Juan Manuel de Prada, ABC, 15/9/12
El nacionalismo catalán es la consecuencia morbosa de esa pretensión quimérica de construir una «nación» con leyes y decretos
LO escribía José María Pemán, hace más de cuarenta años, en ABC: —El catalán no es un problema: es una evidencia. Lo que ocurre es que las evidencias cobran fisonomía contorsionada de problema cuando son manejadas por los políticos, ¡que ésos sí son un problema!
Un vaso de agua clara, llamaba entonces Pemán a la lengua catalana: una realidad biológica, como la montaña de Montserrat, no como las leyes o los decretos que manejan los políticos; y contra la que las leyes y los decretos nada tenían que hacer. Ocurre hoy, sin embargo, que todo lo que nos llega de Cataluña nos parece un vaso de agua turbia; y lo mismo les ocurre a los catalanes con todo lo que les llega de nosotros. Claro que lo que bebemos ya no es una realidad biológica, sino una ponzoña que los políticos llevan manejando demasiado tiempo. Decía Tirso de Molina que «la lealtad de Cataluña, si en conservar sus privilegios es tenacísima, en servir a sus reyes es sin ejemplo extremada». Pero a los catalanes les arrebataron injustamente sus privilegios; y desde entonces dejaron de servir a sus reyes con aquella lealtad extremada de antaño. La abolición de los fueros e instituciones catalanas, allá en el siglo XVIII, fue una negación de su realidad biológica; y, como las realidades biológicas no pueden negarse, desde entonces Cataluña reaccionó de forma morbosa. La abolición de los fueros catalanes, a la larga, sería aprovechada por el nacionalismo como coartada para fomentar la conciencia de agravio histórico, frente a otras tierras de España que los conservaron. Prat de la Riba, uno de los impulsores del nacionalismo catalán, constataba que «el ser de Cataluña seguía pegado como los pólipos al coral del ser castellano»; y, puesto que los catalanes seguían sintiéndose españoles, el nacionalismo decidió que había que conseguir como fuera que se sintieran catalanes y nada más que catalanes. Y «esta obra —reconoce Prat de la Riba, en frase estremecedora— no la hizo el amor, sino el odio».

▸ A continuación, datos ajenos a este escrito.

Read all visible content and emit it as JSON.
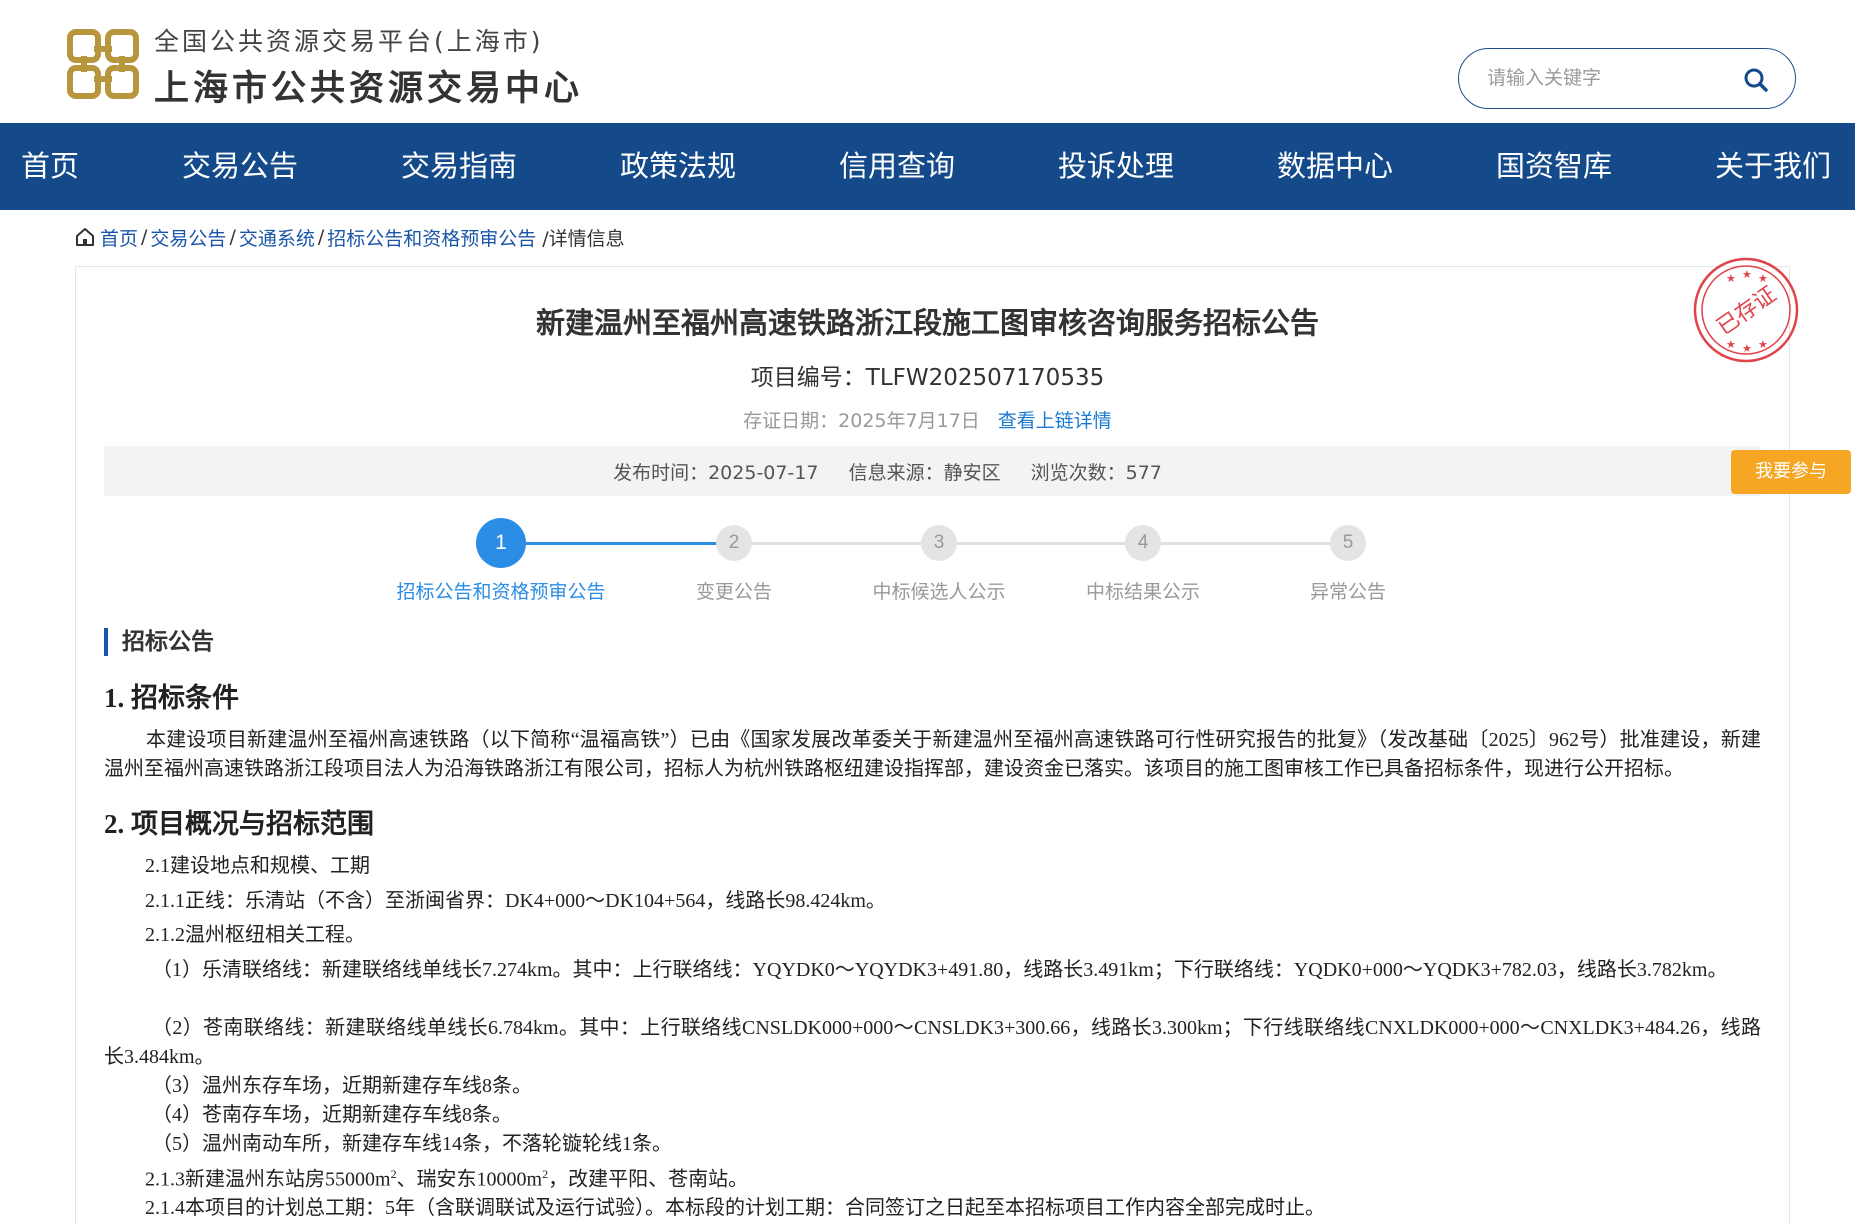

El nacionalismo catalán, como todos los nacionalismos que en el mundo han sido, son y serán, constituye un subproducto liberal; una consecuencia morbosa de esa pretensión quimérica de construir una «nación» con leyes y decretos. Esta quimera puramente contractualista, en la que la nación se constituye mediante un acto de soberanía, olvidando las realidades históricas —biológicas— preexistentes, es la que hemos celebrado, por ejemplo, en el bicentenario de la constitución de Cádiz; y de esta quimera puramente contractualista vinieron luego todas las floraciones de odio que se dieron, y seguirán dándose, entre los pueblos de España. Este proceso ya no tiene vuelta atrás, porque la negación de una realidad biológica sólo engendra malformaciones; y el nacionalismo catalán es una malformación inevitable de aquella sin parangón y tenacísima voluntad catalana en la conservación de sus privilegios, abolidos con los decretos de nueva planta. Luego aquella negación de una realidad biológica se ha querido remediar con leyes (que si autonomías, que si patatín, que si patatán), pero para entonces la obra del odio de la que hablaba Prat de la Riba ya había prendido irremediablemente.
He aquí una paradoja atroz: aplaudimos y conmemoramos el proceso político que entronizó el concepto de nación soberana, olvidada de su realidad biológica preexistente; y, a la vez, lamentamos que tal concepto haya calado en el nacionalismo catalán. España sigue siendo ese sitio donde se pone tronos a las causas y cadalsos a las consecuencias, en acertada frase de Vázquez de Mella.